- The Washington Times - Thursday, May 25, 2017

Former CIA Director Michael Hayden said Thursday that the U.S. intelligence community should be ashamed by the leak to the news media of details from the British investigation of the deadly terrorist bombing in Manchester.

He didn’t fault the U.K. for halting intelligence sharing with the U.S. about the investigation.

“There should be no sense of anger on our part, rather a sense of disappointment and shame in our own performance,” Mr. Hayden, who also previously ran the National Security Agency, told The Washington Times.

“This is British information that is shared on the condition that we will follow British rules,” he said. “They have an absolute right to do what they did.

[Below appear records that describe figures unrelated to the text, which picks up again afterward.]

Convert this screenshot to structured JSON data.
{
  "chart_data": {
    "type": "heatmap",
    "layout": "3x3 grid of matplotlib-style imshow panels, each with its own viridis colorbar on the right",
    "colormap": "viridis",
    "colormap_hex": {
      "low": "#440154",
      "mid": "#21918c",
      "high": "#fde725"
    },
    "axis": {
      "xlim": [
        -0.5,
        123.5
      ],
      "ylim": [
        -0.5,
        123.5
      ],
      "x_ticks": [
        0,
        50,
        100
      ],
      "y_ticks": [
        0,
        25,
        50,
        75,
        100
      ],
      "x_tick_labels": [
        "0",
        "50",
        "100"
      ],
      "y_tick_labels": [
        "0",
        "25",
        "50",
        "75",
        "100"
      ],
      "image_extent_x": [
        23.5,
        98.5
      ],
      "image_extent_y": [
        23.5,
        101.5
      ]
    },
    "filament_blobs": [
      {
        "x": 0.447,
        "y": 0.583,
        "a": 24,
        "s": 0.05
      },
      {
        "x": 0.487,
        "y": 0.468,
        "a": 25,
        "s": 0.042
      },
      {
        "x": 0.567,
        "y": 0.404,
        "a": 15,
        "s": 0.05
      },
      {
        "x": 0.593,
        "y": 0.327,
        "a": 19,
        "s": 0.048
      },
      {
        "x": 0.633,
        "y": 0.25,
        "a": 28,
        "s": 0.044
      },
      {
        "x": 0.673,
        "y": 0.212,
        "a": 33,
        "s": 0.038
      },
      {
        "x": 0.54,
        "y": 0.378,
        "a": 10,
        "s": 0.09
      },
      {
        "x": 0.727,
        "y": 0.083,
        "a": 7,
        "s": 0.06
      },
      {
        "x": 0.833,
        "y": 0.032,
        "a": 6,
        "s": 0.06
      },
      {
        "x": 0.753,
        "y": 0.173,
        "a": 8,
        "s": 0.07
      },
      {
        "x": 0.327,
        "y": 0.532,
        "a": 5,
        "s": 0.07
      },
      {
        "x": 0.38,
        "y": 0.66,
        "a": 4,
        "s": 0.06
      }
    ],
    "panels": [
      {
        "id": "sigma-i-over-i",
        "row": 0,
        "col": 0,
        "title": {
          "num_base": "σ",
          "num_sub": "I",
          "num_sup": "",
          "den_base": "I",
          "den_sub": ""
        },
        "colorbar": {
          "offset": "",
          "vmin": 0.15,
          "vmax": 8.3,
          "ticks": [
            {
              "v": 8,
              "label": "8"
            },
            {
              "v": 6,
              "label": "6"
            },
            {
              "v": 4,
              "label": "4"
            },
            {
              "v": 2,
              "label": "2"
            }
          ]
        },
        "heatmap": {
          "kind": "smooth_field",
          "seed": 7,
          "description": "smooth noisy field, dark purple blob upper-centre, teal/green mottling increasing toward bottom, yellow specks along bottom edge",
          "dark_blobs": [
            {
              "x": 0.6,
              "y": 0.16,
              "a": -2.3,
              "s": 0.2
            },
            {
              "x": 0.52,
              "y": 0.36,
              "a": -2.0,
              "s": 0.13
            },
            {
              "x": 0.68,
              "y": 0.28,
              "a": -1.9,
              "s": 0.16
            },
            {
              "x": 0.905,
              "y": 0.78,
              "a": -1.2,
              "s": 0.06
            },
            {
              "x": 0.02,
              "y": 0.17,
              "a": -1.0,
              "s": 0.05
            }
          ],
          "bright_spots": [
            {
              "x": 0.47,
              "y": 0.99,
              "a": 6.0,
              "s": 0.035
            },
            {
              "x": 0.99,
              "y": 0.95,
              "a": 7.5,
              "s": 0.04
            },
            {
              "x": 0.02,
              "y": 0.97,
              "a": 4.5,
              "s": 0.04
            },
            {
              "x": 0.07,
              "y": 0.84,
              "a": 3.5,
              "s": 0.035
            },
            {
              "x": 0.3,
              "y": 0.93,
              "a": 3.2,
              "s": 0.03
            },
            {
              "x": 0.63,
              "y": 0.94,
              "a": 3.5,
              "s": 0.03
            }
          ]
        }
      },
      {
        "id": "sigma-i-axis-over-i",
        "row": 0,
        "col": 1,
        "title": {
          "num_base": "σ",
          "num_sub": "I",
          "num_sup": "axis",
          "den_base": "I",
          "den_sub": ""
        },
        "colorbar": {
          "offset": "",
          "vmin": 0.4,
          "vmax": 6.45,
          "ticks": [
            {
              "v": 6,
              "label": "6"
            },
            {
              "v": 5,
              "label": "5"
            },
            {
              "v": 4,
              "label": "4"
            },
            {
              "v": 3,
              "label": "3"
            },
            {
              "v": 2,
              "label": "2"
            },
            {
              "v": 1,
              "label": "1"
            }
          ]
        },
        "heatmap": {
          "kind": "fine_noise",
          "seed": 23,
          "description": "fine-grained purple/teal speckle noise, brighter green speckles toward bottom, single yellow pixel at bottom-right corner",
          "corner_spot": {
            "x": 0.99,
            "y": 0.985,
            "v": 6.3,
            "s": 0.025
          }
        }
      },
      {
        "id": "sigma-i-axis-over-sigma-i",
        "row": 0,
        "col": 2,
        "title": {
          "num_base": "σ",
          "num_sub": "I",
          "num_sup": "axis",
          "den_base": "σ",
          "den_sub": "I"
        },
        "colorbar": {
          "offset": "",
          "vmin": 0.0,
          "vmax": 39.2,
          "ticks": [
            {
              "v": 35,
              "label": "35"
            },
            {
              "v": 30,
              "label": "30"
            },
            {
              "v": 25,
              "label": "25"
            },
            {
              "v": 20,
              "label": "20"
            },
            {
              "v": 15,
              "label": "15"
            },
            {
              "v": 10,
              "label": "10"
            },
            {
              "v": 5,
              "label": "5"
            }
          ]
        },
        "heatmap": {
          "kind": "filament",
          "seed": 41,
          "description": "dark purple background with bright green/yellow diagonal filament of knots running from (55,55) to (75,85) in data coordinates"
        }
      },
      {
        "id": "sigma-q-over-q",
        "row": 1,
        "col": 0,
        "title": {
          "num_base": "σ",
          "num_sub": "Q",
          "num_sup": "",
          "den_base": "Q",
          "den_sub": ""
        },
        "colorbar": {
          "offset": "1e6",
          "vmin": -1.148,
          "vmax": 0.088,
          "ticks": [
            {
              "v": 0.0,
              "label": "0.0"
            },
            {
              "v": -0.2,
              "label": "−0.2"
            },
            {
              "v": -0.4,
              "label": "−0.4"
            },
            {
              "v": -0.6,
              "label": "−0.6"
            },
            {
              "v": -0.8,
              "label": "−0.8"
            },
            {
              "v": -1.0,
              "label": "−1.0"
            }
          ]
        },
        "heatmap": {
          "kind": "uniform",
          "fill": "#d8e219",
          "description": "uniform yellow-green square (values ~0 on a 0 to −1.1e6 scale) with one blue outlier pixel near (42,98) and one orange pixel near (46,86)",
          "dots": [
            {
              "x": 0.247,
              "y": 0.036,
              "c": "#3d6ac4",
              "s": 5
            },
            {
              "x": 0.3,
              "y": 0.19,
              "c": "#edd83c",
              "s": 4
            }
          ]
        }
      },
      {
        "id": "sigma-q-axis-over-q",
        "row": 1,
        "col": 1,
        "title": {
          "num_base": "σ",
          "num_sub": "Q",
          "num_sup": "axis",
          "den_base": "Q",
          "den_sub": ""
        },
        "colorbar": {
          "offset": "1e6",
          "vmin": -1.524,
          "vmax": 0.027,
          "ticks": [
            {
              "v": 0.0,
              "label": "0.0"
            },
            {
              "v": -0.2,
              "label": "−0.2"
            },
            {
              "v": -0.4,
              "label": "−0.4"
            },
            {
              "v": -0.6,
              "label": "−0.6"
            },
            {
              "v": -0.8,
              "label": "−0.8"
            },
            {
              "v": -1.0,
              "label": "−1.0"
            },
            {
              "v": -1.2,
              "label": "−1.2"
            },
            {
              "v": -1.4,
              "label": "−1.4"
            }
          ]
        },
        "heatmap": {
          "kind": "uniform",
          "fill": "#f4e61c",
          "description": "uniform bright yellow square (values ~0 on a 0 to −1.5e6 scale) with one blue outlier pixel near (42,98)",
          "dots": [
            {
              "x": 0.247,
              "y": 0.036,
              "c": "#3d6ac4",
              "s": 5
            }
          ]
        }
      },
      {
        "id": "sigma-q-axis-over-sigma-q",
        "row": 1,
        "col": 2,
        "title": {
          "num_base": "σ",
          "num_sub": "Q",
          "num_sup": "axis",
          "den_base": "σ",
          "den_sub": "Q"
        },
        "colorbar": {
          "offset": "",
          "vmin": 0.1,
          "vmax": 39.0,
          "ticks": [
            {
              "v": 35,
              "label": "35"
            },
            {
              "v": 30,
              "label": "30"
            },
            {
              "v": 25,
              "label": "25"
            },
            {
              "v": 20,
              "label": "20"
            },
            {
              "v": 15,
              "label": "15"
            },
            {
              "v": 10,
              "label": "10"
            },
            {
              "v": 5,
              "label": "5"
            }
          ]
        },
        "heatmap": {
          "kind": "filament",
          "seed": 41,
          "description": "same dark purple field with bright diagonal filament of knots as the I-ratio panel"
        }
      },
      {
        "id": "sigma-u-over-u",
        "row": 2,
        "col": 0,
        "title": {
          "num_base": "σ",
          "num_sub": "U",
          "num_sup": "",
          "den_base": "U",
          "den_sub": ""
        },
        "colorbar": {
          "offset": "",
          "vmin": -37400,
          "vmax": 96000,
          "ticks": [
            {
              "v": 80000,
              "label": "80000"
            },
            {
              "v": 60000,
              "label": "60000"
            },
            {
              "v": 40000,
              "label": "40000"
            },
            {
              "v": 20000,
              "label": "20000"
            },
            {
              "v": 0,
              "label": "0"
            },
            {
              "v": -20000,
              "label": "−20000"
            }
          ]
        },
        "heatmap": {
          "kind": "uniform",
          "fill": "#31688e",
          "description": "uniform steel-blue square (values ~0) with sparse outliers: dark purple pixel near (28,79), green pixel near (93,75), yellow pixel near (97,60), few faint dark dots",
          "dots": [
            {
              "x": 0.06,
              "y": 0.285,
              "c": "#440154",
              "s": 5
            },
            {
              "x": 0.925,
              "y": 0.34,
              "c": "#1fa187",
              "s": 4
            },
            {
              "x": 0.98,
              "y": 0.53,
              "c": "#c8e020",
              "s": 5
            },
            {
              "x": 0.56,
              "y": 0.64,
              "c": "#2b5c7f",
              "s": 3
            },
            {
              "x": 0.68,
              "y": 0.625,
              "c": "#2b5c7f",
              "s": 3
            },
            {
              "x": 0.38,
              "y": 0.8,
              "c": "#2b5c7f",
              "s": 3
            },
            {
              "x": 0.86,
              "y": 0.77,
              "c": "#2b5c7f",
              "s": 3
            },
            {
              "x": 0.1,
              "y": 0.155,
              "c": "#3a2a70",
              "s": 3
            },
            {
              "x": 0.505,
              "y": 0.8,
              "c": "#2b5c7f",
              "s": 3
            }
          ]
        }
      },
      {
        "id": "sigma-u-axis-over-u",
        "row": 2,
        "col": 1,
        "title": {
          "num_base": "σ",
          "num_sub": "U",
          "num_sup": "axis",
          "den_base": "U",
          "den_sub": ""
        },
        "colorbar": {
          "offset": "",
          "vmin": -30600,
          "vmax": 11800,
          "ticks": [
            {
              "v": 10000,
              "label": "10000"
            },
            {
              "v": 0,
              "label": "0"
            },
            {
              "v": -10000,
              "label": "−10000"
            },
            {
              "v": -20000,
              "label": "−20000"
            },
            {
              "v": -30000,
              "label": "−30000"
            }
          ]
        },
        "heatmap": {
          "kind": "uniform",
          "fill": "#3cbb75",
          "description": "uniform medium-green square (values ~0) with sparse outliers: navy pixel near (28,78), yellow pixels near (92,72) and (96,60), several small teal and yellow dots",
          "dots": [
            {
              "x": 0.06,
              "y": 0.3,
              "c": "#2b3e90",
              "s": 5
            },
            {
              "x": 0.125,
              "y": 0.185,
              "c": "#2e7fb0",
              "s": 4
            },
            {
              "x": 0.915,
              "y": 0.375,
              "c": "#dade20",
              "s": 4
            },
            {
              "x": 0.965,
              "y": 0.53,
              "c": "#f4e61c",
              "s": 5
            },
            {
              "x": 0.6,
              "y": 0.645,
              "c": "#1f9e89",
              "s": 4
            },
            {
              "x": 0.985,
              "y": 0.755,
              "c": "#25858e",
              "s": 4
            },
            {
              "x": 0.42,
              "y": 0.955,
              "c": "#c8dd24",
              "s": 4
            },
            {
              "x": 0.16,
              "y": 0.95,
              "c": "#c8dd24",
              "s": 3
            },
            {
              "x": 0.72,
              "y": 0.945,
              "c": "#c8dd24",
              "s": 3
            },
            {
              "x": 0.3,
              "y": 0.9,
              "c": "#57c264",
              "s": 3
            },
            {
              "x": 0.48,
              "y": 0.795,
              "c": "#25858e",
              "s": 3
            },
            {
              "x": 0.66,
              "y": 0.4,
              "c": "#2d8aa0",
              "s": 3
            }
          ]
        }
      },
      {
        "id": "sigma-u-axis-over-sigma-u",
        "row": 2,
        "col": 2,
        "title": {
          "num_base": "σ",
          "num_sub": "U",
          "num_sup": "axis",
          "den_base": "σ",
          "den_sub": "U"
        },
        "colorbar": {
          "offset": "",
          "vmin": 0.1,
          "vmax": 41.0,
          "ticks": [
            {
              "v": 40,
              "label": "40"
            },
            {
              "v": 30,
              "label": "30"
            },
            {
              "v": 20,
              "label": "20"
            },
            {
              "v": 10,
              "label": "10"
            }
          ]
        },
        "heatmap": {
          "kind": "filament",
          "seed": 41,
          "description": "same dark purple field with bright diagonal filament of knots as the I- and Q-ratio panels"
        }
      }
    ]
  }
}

It should be a lesson for us.”

The appearance of details from the British investigation in The New York Times strained relations between the U.S. and one of its closest allies and partners in intelligence operations.

British Prime Minister Theresa May planned to confront President Trump about it when they met in Brussels, where both are attending a NATO summit.

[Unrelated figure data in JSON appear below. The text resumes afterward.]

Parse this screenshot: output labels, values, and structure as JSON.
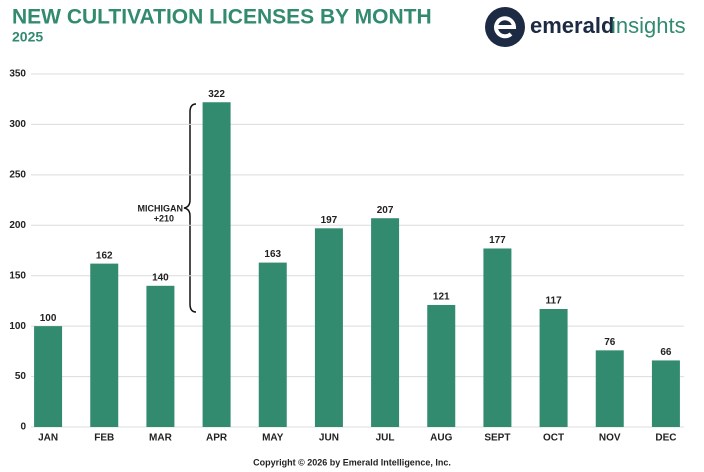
{
  "chart_data": {
    "type": "bar",
    "title": "NEW CULTIVATION LICENSES BY MONTH",
    "subtitle": "2025",
    "logo": {
      "brand": "emerald",
      "suffix": "insights"
    },
    "categories": [
      "JAN",
      "FEB",
      "MAR",
      "APR",
      "MAY",
      "JUN",
      "JUL",
      "AUG",
      "SEPT",
      "OCT",
      "NOV",
      "DEC"
    ],
    "values": [
      100,
      162,
      140,
      322,
      163,
      197,
      207,
      121,
      177,
      117,
      76,
      66
    ],
    "color": "#328a6f",
    "ylim": [
      0,
      350
    ],
    "yticks": [
      0,
      50,
      100,
      150,
      200,
      250,
      300,
      350
    ],
    "grid": true,
    "annotation": [
      "MICHIGAN",
      "+210"
    ],
    "footer": "Copyright © 2026 by Emerald Intelligence, Inc."
  }
}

Mr. Trump, whose administration repeatedly has been damaged by embarrassing information leaked from the intelligence agencies, called the most recent failure to keep secrets “deeply troubling.”

He ordered a Justice Department probe into leaks from government agencies.

“These leaks have been going on for a long time and my administration will get to the bottom of this,” Mr. Trump said in a statement. “The leaks of sensitive information pose a grave threat to our national security.”